The basic concept of BaaS is to make it easier to develop applications by simplifying the coding of “backend” functions (server-facing). This involves reusable code, including access to code repositories such as GitHub, to minimize duplicative coding tasks. The backend providers also offer functionality such as: storage, user authentication, push notifications, security, access to various preconfigured services and, in some cases, various levels of user, or application, management.
The field has attracted a number of relatively small, emerging players, as well as some larger companies. Microsoft, for example, in late August 2012 announced cloud backend capability called Windows Azure Mobile Services, which initially only supports Windows 8, but is expected to also support iOS and Android later.
Appcelerator offers its Titanium Platform which it states has been used by 300,000 developers to deploy over 50,000 applications (native iOS and Android apps, and HTML5 mobile web apps) on 75 million devices. In early 2012 it acquired Cocoafish, cross-platform BaaS provider, which now is part of Appcelerator Cloud Services.
Apigee offers an “API platform” for enterprises to transform existing services into APIs for use by developers in creating apps. An example of their approach is AT&T, which states that Apigee has helped them to “decouple the layers of our network and expose platform capabilities via APIs.”
Other providers of BaaS include: Parse, StackMob, Kinvey. We look at two of the emerging companies in the field, FeedHenry and CloudMine, as examples of different approaches and insights on BaaS and the mobile cloud.
In FeedHenry’s view the mobile cloud spans two diverse developments or trends. One is the mobile phenomenon with mobile devices replacing laptops and even PCs. It views this element as “where information is consumed.” The second trend is the development of the cloud. It describes the cloud as “where information comes from.”

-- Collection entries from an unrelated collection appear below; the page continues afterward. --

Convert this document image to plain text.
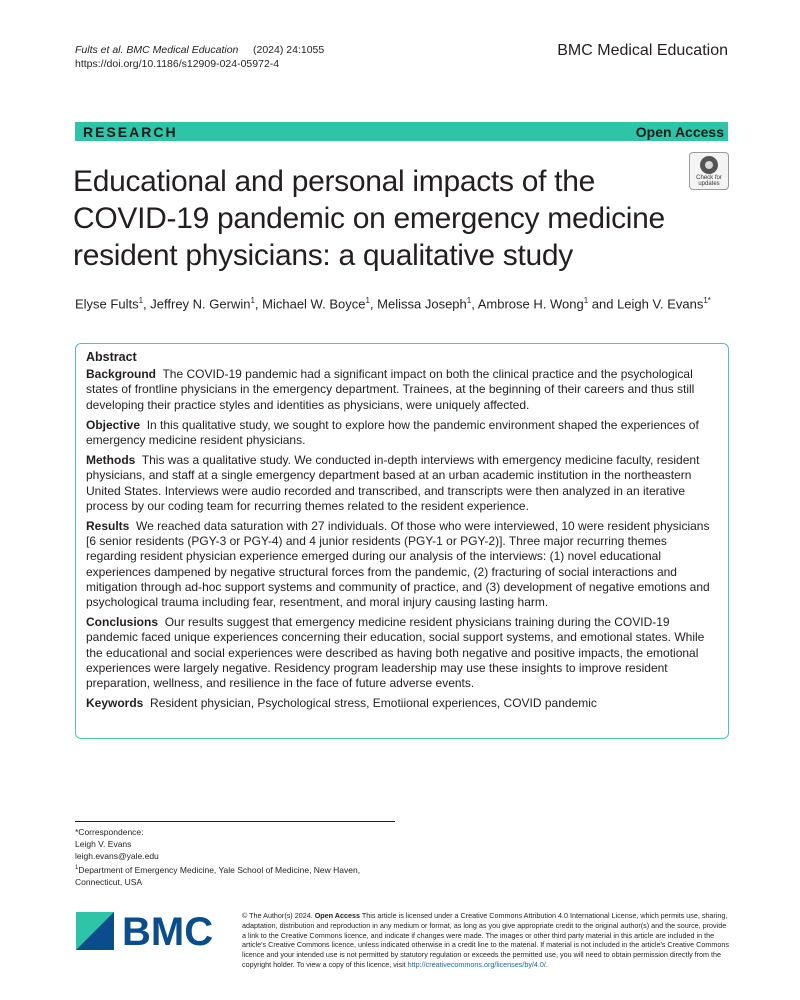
Fults et al. BMC Medical Education (2024) 24:1055
https://doi.org/10.1186/s12909-024-05972-4
BMC Medical Education
RESEARCH	Open Access
Check for
updates
Educational and personal impacts of the COVID-19 pandemic on emergency medicine resident physicians: a qualitative study
Elyse Fults$^1$, Jeffrey N. Gerwin$^1$, Michael W. Boyce$^1$, Melissa Joseph$^1$, Ambrose H. Wong$^1$ and Leigh V. Evans$^{1*}$
Abstract

Background The COVID-19 pandemic had a significant impact on both the clinical practice and the psychological states of frontline physicians in the emergency department. Trainees, at the beginning of their careers and thus still developing their practice styles and identities as physicians, were uniquely affected.

Objective In this qualitative study, we sought to explore how the pandemic environment shaped the experiences of emergency medicine resident physicians.

Methods This was a qualitative study. We conducted in-depth interviews with emergency medicine faculty, resident physicians, and staff at a single emergency department based at an urban academic institution in the northeastern United States. Interviews were audio recorded and transcribed, and transcripts were then analyzed in an iterative process by our coding team for recurring themes related to the resident experience.

Results We reached data saturation with 27 individuals. Of those who were interviewed, 10 were resident physicians [6 senior residents (PGY-3 or PGY-4) and 4 junior residents (PGY-1 or PGY-2)]. Three major recurring themes regarding resident physician experience emerged during our analysis of the interviews: (1) novel educational experiences dampened by negative structural forces from the pandemic, (2) fracturing of social interactions and mitigation through ad-hoc support systems and community of practice, and (3) development of negative emotions and psychological trauma including fear, resentment, and moral injury causing lasting harm.

Conclusions Our results suggest that emergency medicine resident physicians training during the COVID-19 pandemic faced unique experiences concerning their education, social support systems, and emotional states. While the educational and social experiences were described as having both negative and positive impacts, the emotional experiences were largely negative. Residency program leadership may use these insights to improve resident preparation, wellness, and resilience in the face of future adverse events.

Keywords Resident physician, Psychological stress, Emotiional experiences, COVID pandemic

*Correspondence:
Leigh V. Evans
leigh.evans@yale.edu
$^1$Department of Emergency Medicine, Yale School of Medicine, New Haven, Connecticut, USA
BMC	© The Author(s) 2024. Open Access This article is licensed under a Creative Commons Attribution 4.0 International License, which permits use, sharing, adaptation, distribution and reproduction in any medium or format, as long as you give appropriate credit to the original author(s) and the source, provide a link to the Creative Commons licence, and indicate if changes were made. The images or other third party material in this article are included in the article's Creative Commons licence, unless indicated otherwise in a credit line to the material. If material is not included in the article's Creative Commons licence and your intended use is not permitted by statutory regulation or exceeds the permitted use, you will need to obtain permission directly from the copyright holder. To view a copy of this licence, visit http://creativecommons.org/licenses/by/4.0/.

These are, in the company’s view two very different worlds, with cloud computing focused on integration with legacy systems and mobile focused on providing functionality for devices within many limiting parameters.
It views the mobile cloud and mobile apps as more of an “evolution of IT” rather than a telecom area. It states that innovation emanates from the device manufacturers and then moves to the software developers.
FeedHenry focuses on the enterprise market, but does offer hosted solutions for SMBs. The company states that it provides for a number of functions:
- Development of Apps. Using its App Studio for creating HTML5 and hybrid apps
- Deployment. Deploying the app to the device (or to an app store), and the server-side code to the cloud, “in a single push”
- App Management. Offering its App Manager which provides a range of management functionality
It views the enterprise market as having different objectives than the consumer market. In the consumer market, it states, that the app itself is the focus. However, in business, it regards the issue as not revolving around whether the app will be virally popular but whether it can provide a solution to a business problem or challenge.
It provides its BaaS platform for iOS and Android developers and may cover Windows 8 as well. It sees the need for native versus HTML5 development as a receding issue, in which some apps must be optimized to run really well on a single platform, whereas with others that run across platforms, HTML5 provides cost advantages.
FeedHenry is also making a significant push into the MAM field.
In CloudMine’s view, developers are favoring iOS over Android by a wide margin, as much as 3:1. They attribute this to the ability to monetize iOS apps and a better user experience. They also find that video and push notification in HTML5 are not equal to iOS. They express some potential interest in Windows 8, but don’t see significant interest in Win products among developers currently.
CloudMine focuses on the enterprise market. They deal largely with corporate product areas (LOBs) or R&D directors as customers, as well as in-house or contract developers.